# Where to camp near Washington, DC?



## Cindy Hendricks (Jul 12, 2005)

I'm taking the kids to see the White House and need some suggestions on family-oriented campgrounds closest to Washington DC to stay.  I'd like a place with cabins or trailer rentals. Any suggestions??
Cindy


----------



## turnipbwc (Jul 12, 2005)

Where to camp near Washington, DC?

www.capitolkoa.com/


----------



## Cindy Hendricks (Jul 12, 2005)

Where to camp near Washington, DC?

Thanks turnip42, I'll check it out.


----------



## turnipbwc (Jul 12, 2005)

Where to camp near Washington, DC?

No problem....use google and type in "washington dc campgrounds",  should get more results.
I'll be ready when you pick me up.   :laugh: 
turnip42


----------



## Cindy Hendricks (Jul 13, 2005)

Where to camp near Washington, DC?

Thanks Turnip42.  
Cindy


----------



## Kirk (Jul 14, 2005)

Where to camp near Washington, DC?

Try staying at (http://www.nvrpa.org/pohickcamp.html#pohickfamily) Pohick Regional Park. 

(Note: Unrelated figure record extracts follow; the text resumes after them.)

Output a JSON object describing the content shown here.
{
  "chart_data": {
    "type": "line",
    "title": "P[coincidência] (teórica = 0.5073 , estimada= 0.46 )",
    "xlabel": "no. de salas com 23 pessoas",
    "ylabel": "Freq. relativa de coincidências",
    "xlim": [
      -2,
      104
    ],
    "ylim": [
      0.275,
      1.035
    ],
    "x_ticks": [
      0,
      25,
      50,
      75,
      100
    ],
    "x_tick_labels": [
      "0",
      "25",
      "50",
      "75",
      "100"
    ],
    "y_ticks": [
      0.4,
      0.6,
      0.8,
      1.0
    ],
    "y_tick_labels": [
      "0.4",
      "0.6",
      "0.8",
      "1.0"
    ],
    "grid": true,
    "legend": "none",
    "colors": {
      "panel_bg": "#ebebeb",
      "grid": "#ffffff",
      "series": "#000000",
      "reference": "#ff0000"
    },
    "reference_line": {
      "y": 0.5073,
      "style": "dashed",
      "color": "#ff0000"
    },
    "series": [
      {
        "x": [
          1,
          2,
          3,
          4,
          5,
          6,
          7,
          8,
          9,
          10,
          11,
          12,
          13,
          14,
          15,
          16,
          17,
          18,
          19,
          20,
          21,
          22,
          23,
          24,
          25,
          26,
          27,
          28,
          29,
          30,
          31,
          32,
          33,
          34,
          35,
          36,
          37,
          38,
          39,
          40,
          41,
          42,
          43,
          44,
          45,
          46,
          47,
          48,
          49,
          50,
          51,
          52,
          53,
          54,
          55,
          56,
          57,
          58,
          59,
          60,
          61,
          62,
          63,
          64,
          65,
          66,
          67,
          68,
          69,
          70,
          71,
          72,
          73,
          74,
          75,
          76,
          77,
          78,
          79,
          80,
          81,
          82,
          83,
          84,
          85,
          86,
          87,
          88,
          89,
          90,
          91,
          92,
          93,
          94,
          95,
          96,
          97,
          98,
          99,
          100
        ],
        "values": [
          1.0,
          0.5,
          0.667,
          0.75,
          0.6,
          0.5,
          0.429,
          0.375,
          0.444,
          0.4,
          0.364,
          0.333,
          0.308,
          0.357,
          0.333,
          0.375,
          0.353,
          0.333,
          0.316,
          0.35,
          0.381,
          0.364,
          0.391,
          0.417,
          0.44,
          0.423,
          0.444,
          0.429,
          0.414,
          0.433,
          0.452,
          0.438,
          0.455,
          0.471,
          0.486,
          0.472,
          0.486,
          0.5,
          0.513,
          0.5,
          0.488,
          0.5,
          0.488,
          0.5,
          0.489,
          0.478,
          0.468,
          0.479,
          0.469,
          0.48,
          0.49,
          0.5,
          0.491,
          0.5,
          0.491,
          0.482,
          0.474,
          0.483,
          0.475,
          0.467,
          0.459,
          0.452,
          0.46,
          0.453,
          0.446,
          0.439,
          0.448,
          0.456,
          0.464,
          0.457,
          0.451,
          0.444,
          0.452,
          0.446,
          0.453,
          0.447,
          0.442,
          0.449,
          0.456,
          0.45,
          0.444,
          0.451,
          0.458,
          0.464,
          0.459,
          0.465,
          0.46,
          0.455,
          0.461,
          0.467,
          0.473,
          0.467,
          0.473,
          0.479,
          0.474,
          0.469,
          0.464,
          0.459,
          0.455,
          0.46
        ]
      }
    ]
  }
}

We stayed there two years ago and it was great. And it is located just 15 min. from the last stop on the Metro Trains so it is very easy to get into the city.


----------



## DL Rupper (Jul 20, 2005)

Where to camp near Washington, DC?

Check out Cherry Hill Park, Md. Its in the TrailerLife Campground Directory. It is right on the busline to the Subway which takes you right to the Capitol sights.


----------



## janicenlarry (Jul 20, 2005)

Where to camp near Washington, DC?

Semper Fi is right on.  Cherry Hill has everything, especially location and convenience


----------



## Cindy Hendricks (Jul 20, 2005)

Where to camp near Washington, DC?

Thank you for your help and guidance.  I did contact Cherry Hill but they were all booked for the dates I needed.  I found a great deal on a 3 story cottage about 45 minutes from the Capital.  It's almost too good to be true.  I'll let you know how it went when I return on August 1st.  
Cindy


----------